И пошла назад, коря себя за глупость, и наткнулась на забор — кто-то богатый строился на берегу Смоленки, и прохода не было, — поэтому свернула направо, и улица вывела ее к странному перекрестку, не прямому, а наподобие андреевского креста, и опять неверно выбранное направление вывело к кладбищу.

Настоящий, всеобъемлющий страх овладел Анетой. Она постояла, озираясь, увидела улицу, которая уж точно была правильной, и пустилась бежать, придерживая руками и в отчаянии проклиная свой вздувшийся живот…

*

Мелькнувшее ночью за распахнувшейся дверцей кареты лицо оказалось из тех, вспоминать которые Андрею Федоровичу было решительно незачем.

Само существование этих лиц разрушало его наскоро выстроенный, но оказавшийся удивительно долговечным мир.

В этом мире не было места театральной девке Анете, что привезла ночью умирающего… а откуда привезла — Бог весть…

Если согласиться с существованием Анеты (а имевшая такие странные последствия мысль о том, что муж понес с собой в могилу один из семи смертных грехов, возникла у Аксюши именно потому, что она прекрасно знала, что за светило добродетели танцорка Анютка Кожухова), то следовало признать, что она сыграла дурную роль в жизни семьи Петровых. А поскольку Андрей Федорович жив и здоров, поскольку померла Аксюша, к которой Анета уж точно не имела ни малейшего отношения, то театральная девка как бы не существует вовсе, и испытывать к ней какие-то чувства нелепо.

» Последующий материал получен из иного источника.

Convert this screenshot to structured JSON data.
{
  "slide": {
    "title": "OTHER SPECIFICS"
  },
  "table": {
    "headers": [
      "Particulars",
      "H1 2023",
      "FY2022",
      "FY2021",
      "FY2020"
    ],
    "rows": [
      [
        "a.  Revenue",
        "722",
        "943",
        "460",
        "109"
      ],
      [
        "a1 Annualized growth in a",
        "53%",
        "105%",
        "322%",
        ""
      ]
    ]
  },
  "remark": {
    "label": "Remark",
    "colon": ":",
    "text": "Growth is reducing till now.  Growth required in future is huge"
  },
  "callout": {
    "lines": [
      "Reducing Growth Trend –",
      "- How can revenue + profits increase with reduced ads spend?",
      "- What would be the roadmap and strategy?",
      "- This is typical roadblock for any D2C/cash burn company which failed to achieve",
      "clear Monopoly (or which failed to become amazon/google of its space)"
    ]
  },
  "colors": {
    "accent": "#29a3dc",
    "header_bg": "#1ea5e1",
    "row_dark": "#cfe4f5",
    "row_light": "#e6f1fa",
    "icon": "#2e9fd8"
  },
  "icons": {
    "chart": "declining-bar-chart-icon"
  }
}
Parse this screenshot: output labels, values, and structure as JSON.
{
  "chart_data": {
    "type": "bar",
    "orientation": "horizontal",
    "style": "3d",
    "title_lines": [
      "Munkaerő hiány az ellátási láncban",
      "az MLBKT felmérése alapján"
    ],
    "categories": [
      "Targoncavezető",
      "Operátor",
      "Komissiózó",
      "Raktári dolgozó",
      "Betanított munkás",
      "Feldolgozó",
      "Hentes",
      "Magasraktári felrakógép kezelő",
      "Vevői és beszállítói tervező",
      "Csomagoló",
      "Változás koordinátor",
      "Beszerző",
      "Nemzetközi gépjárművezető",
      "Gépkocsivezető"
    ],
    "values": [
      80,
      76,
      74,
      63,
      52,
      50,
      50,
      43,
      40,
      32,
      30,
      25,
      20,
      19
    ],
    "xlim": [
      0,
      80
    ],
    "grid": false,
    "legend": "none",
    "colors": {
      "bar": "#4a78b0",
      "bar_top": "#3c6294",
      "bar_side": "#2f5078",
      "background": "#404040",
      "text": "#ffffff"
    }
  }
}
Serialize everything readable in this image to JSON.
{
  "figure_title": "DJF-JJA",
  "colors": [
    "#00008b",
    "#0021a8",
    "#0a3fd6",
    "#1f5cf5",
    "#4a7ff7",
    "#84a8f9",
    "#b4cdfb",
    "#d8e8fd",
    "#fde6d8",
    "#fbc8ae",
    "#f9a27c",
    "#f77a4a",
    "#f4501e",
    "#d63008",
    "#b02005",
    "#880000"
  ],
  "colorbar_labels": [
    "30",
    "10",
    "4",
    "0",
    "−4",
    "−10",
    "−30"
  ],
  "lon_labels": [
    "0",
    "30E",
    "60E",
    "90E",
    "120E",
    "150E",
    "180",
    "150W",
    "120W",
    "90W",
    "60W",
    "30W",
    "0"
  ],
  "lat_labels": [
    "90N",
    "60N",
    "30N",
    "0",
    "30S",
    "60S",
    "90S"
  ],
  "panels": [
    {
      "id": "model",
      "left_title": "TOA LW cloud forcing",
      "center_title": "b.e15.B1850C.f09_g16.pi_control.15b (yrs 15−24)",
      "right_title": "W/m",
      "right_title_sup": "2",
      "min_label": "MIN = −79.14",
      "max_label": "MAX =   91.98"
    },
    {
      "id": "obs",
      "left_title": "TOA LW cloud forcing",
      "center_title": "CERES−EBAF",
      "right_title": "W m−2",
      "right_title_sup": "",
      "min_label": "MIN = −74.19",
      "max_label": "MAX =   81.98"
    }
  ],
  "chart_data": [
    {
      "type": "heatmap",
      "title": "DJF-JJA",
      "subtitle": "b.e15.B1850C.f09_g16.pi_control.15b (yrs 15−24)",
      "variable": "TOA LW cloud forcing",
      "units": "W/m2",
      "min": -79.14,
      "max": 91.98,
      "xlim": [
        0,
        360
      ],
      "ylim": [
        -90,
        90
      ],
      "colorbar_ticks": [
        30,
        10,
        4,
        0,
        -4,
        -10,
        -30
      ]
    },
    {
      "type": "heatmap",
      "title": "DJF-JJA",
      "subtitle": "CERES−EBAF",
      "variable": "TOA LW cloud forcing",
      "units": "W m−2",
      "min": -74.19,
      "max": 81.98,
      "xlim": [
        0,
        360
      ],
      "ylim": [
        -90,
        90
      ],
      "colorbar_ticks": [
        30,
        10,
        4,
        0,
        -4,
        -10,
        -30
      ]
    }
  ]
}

Так говорил себе Андрей Федорович, вполне резонно объясняя невозможность раз и навсегда простить Анету, как это полагается человеку православному. Что она такого сделала, чтобы ее прощать? Да ничего дурного она не сделала бедной Аксюше, сам же он ничуть не пострадал от ее шашней и плутней. Кто пострадал — тот пусть и прощает…

И тем не менее бледное лицо порой являлось ему, было жалким и расстроенным.

Вот и сейчас…

Андрей Федорович ощутил тревогу. Он обернулся, ища неизменного своего спутника. Ангел, все поняв, кивнул трижды.

Ангел был сильно озадачен. То, что происходило сейчас у Смоленского кладбища, было искуплением греха, он знал это, но ничего объяснять Андрею Федоровичу не желал. Если быть честным с собой — так он желал обременить совесть Андрея Федоровича, чтобы подопечный перестал свято верить в свою безукоризненную правоту. И сейчас как раз такой случай выдался.

*

— Гляди ты, как Смоленское кладбище распространилось! — сказал вельможа. — Мрут, что ли, больше?

— Растет город, вот и кладбище растет, — отвечал батюшка.

Они ехали в роскошной карете вельможи и вели такую приятную для обоих беседу. Годы знакомства не сделали их друзьями, да и возможна ли дружба между царедворцем и попом? Но приятельские отношения были добрые, надежные, скрепленные часами, проведенными у шахматной доски. Эту радость вельможа позволял себе нечасто — и обычно посылал именно за батюшкой, которого это ничуть не обременяло — он охотно откликался на призыв. И сейчас вельможа, проиграв, вез приятеля по какому-то его важному делу, вез безропотно и даже весело, искренне радуясь забавному положению.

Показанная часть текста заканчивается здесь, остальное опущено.